Though new billionaire Scott Watterson’s iFIT started selling home fitness equipment 33 years before John Foley’s Peloton, it got quickly eclipsed—but now the OG home exercise brand is launching an all-fronts battle to regain lost ground that spans the mountains to the courtroom.
On the morning of March 22, 2021, a team of three fitness trainers backed by a 39-person film crew began a sunrise trek from the base camp of Mt. Everest to Kala Patthar, an 18,300-foot peak with an expansive view of the summit of the tallest mountain on Earth. As the guides hiked uphill, their trek was live-streamed to more than one million iFIT subscribers around the world, all working out on touchscreen-fitted NordicTrack and ProForm treadmills, bikes and ellipticals—with the machines automatically adjusting to the mountain’s escalating incline at every step. That trek was a preview of a new 18-part series of virtual workouts filmed in Nepal, part of a growing library of interactive workouts shot on the ground in locations rangingfrom Maui and the Grand Canyon to Tanzania’s Mt. Kilimanjaro and the Swiss Alps.
"I was on Everest while it was being filmed live, but I couldn't do the whole workout," says Scott Watterson, iFIT’s 66-year-old cofounder and CEO, in a late March Zoom call from his wood-paneled office in Logan, Utah. He adds with a chuckle: “My family suggests I need to spend a little more time in the weight room.”

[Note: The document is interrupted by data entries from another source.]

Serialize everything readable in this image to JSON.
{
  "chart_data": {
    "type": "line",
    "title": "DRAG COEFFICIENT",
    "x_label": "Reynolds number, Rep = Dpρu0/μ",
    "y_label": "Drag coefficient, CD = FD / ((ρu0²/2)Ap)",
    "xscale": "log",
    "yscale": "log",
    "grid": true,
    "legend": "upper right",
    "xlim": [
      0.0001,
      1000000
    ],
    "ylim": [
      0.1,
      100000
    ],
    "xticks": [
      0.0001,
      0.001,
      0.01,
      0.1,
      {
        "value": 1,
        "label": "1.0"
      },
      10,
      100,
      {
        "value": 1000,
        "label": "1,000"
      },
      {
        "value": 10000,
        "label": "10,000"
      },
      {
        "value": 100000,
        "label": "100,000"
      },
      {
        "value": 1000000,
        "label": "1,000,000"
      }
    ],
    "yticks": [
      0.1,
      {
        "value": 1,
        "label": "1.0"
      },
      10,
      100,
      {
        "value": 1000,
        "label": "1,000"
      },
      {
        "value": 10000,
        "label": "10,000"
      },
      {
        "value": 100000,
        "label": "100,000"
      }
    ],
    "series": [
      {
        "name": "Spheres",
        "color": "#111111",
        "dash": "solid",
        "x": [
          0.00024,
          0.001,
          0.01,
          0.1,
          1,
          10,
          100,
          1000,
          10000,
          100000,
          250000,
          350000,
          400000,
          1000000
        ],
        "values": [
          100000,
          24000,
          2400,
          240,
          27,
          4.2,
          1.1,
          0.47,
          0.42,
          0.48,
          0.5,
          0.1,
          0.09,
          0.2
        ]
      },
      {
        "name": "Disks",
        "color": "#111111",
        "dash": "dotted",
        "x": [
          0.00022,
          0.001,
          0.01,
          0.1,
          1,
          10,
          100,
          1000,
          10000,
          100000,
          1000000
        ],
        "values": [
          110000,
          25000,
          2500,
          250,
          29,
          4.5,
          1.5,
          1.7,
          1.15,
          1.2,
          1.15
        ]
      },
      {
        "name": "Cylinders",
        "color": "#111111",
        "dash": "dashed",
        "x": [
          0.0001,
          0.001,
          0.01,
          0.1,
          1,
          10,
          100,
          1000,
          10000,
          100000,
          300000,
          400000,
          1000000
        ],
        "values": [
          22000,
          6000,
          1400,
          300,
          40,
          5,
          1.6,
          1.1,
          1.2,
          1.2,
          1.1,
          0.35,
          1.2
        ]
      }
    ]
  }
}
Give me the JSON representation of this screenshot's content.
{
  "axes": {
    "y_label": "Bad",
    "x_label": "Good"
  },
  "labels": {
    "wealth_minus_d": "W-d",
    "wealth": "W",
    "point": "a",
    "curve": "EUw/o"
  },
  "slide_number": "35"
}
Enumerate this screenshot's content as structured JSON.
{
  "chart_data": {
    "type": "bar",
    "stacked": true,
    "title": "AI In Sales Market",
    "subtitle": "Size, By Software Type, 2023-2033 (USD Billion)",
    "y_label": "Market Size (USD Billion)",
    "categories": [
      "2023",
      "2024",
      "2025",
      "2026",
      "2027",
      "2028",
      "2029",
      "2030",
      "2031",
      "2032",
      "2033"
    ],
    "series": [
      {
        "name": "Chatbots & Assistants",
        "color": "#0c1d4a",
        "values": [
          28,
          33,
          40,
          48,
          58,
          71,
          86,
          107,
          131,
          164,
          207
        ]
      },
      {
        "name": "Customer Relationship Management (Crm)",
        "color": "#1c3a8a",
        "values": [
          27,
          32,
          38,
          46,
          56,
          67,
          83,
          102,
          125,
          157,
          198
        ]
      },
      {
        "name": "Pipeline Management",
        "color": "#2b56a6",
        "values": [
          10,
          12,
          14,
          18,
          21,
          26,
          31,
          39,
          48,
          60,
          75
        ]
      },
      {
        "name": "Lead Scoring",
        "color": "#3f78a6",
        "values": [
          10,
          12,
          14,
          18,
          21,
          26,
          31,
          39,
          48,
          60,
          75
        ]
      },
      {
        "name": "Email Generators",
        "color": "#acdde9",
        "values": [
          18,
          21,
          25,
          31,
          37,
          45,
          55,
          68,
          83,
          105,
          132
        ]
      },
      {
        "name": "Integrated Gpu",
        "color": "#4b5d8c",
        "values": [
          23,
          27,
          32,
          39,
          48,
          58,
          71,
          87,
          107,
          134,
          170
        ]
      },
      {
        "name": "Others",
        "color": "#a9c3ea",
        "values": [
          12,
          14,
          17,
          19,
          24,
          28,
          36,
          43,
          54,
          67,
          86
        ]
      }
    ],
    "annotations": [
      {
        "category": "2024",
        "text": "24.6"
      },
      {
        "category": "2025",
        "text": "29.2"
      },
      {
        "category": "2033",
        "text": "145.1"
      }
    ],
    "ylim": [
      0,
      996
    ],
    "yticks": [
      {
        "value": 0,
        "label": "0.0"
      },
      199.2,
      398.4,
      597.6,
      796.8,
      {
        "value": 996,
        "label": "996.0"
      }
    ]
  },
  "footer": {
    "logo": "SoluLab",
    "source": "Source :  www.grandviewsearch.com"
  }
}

When the pandemic shuttered gyms across the country last year, millions of Americans turned to exercise bikes, treadmills and online workouts at home—and the biggest winner of that shift was Peloton, which posted its first net profit in its history in 2020. But Peloton's three million subscribers aren’t the only ones breaking a sweat over the nine-year-old startup: Watterson has been racing to catch up since Peloton launched its first bike in 2014. He’s been in the fitness game since 1977, when he and his college buddy Gary Stevenson started what later became iFIT, the maker of NordicTrack and ProForm exercise machines, when they were students at Utah State. When Peloton founder John Foley was still a teenager in the late 1980s, iFIT was pioneering home fitness with treadmills hooked up to VHS players that automatically adjusted the incline to match the workout on the tape.